Cross examined by Patrick Harrington QC, defending, said Cooper appeared annoyed that Laura was getting on with her life.

“He was angry. To me, it was as if he was annoyed and angry that the relationship was over and he did not like how she carried on, going out with friends and carried on going to work.

Paul Carter, landlord of The Golden Lion said Laura Stuart was a “regular” at the pub.

Cooper was barred but returned on August 11.

He was in his way to tell Cooper to leave as he saw him and James Brown having an altercation.

Mr Carter said he was told of abusive and threatening messages sent by Cooper to Laura and suggested if they were printed out he would take them to the next pub watch meeting.

“He could have been barred from all the bars in a Denbigh,” he said.

James Brown said he was talking to Laura in pub. He had known her for years as a friend.

Cooper was implying that “because I was speaking to Laura, that I was making a move” on her, which he was not.

Mr Brown said that he offered him out. But there was no fight or blows between them and he had a cigarette and returned to the pub where he had a few more drinks.

The prosecution say Cooper brutally stabbed his former partner with a kitchen knife after he lay in wait for her as she returned home from The Golden Lion.

Cooper. 28 of St Hilary's Terrace, denies the murder of Laura Jayne Stuart, 33, a mother of two, and wounding David Roberts with intent to cause him GBH, in August of last year.

Laura Stuart’s mother Mrs Elizabeth Griffiths said that the defendant Cooper had been controlling towards her daughter.

She told the jury that he would put her thumb on her phone when she was asleep in order to open it so that he could look at her messages.

Laura, she said, had then changed the phone so that it opened with retinal recognition.

He daughter received messages from Cooper after they split and they got worse when he realised she was not going back to him.

She said:  “He didn’t like her having friends never mind relationships with men.”

Mrs Griffiths confirmed that there had been allegations that Cooper assaulted Laura outside the RAF club in Denbigh when she suffered injuries to her thigh and shoulder.
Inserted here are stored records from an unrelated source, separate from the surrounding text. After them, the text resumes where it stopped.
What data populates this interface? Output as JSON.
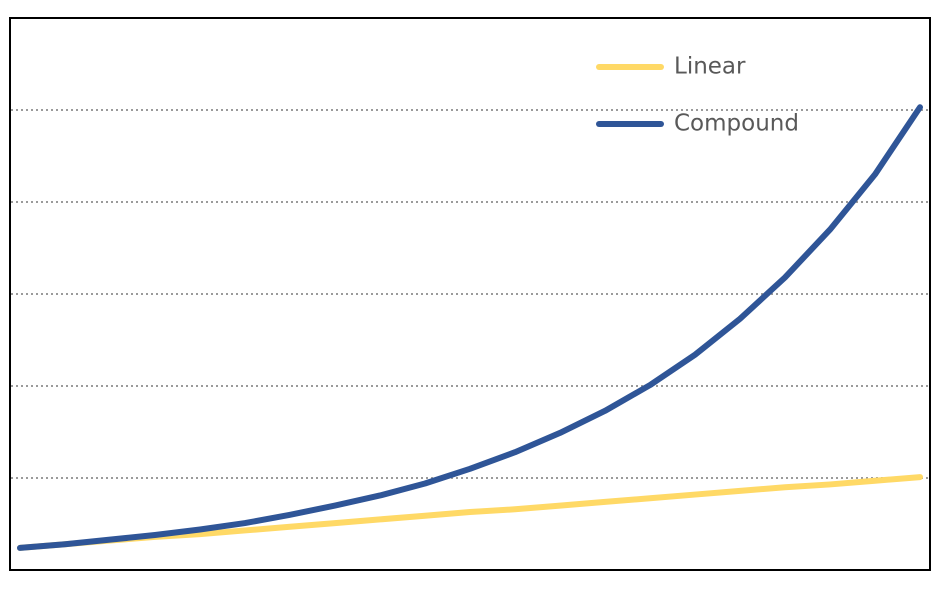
{
  "chart_data": {
    "type": "line",
    "categories": [
      null,
      null,
      null,
      null,
      null,
      null,
      null,
      null,
      null,
      null,
      null,
      null,
      null,
      null,
      null,
      null,
      null,
      null,
      null,
      null,
      null
    ],
    "series": [
      {
        "name": "Linear",
        "color": "#ffd966",
        "values": [
          0.24,
          0.28,
          0.32,
          0.36,
          0.39,
          0.43,
          0.47,
          0.51,
          0.55,
          0.59,
          0.63,
          0.66,
          0.7,
          0.74,
          0.78,
          0.82,
          0.86,
          0.9,
          0.93,
          0.97,
          1.01
        ]
      },
      {
        "name": "Compound",
        "color": "#2f5597",
        "values": [
          0.24,
          0.28,
          0.33,
          0.38,
          0.44,
          0.51,
          0.6,
          0.7,
          0.81,
          0.94,
          1.1,
          1.28,
          1.49,
          1.73,
          2.01,
          2.34,
          2.73,
          3.18,
          3.7,
          4.3,
          5.03
        ]
      }
    ],
    "ylim": [
      0,
      6
    ],
    "yticks": [
      1,
      2,
      3,
      4,
      5
    ],
    "grid": true
  }
}
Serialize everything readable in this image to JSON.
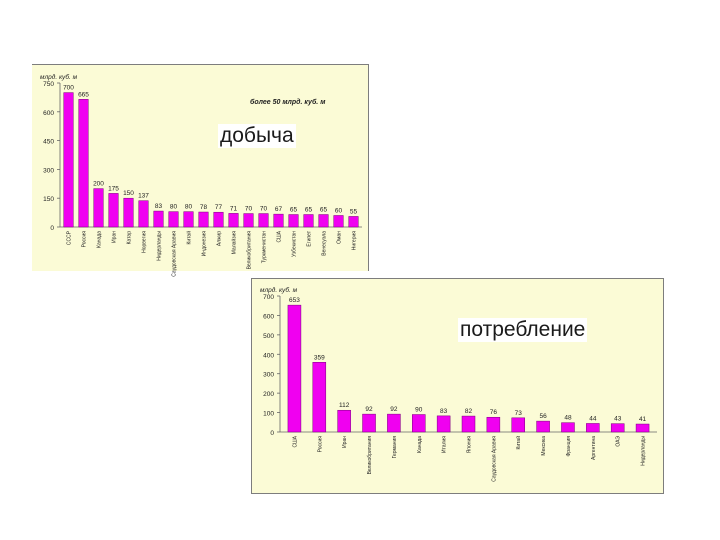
{
  "colors": {
    "bar": "#f000f0",
    "bar_stroke": "#7a007a",
    "panel_bg": "#fbfbd6",
    "text": "#222222"
  },
  "labels": {
    "production": "добыча",
    "consumption": "потребление",
    "note": "более 50 млрд. куб. м"
  },
  "chart_data": [
    {
      "type": "bar",
      "title": "добыча",
      "ylabel": "млрд. куб. м",
      "ylim": [
        0,
        750
      ],
      "yticks": [
        0,
        150,
        300,
        450,
        600,
        750
      ],
      "grid": false,
      "annotation": "более 50 млрд. куб. м",
      "categories": [
        "СССР",
        "Россия",
        "Канада",
        "Иран",
        "Катар",
        "Норвегия",
        "Нидерланды",
        "Саудовская Аравия",
        "Китай",
        "Индонезия",
        "Алжир",
        "Малайзия",
        "Великобритания",
        "Туркменистан",
        "США",
        "Узбекистан",
        "Египет",
        "Венесуэла",
        "Оман",
        "Нигерия"
      ],
      "values": [
        700,
        665,
        200,
        175,
        150,
        137,
        83,
        80,
        80,
        78,
        77,
        71,
        70,
        70,
        67,
        65,
        65,
        65,
        60,
        55
      ]
    },
    {
      "type": "bar",
      "title": "потребление",
      "ylabel": "млрд. куб. м",
      "ylim": [
        0,
        700
      ],
      "yticks": [
        0,
        100,
        200,
        300,
        400,
        500,
        600,
        700
      ],
      "grid": false,
      "categories": [
        "США",
        "Россия",
        "Иран",
        "Великобритания",
        "Германия",
        "Канада",
        "Италия",
        "Япония",
        "Саудовская Аравия",
        "Китай",
        "Мексика",
        "Франция",
        "Аргентина",
        "ОАЭ",
        "Нидерланды"
      ],
      "values": [
        653,
        359,
        112,
        92,
        92,
        90,
        83,
        82,
        76,
        73,
        56,
        48,
        44,
        43,
        41
      ]
    }
  ]
}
But she did not press charges.

On another occasion, he threw a plate of dinner which hit Laura causing a cut which bled.

That, she said, occurred about six weeks before she died.

Cooper sent messages to Laura pleading with her to go back to him, saying “. I love you, I love you.”

Mrs Griffiths said that her daughter would call her and leave the phone on so that she could hear the arguments.

On one occasion she went around to their home because he was so aggressive, she said.

He would not let Laura open the door properly.

Laura, one of six children, was a former pupil of Brynhyfryd School in Ruthin, and  started a relationship with Cooper around two years before her death.

Prosecution witness Stuart Olding, a family friend, told how he had seen a message which Cooper had sent to Laura - a photograph of a silver steel knife on the kitchen floor.
The message read “this is what you have driven me too.”

Mr Olding said it was serious and told her she should seek police protection

But Laura told him she had been to the police and they had said Cooper did not have a case to answer..

The trial, before Mr Justice Simon Picken, is proceeding.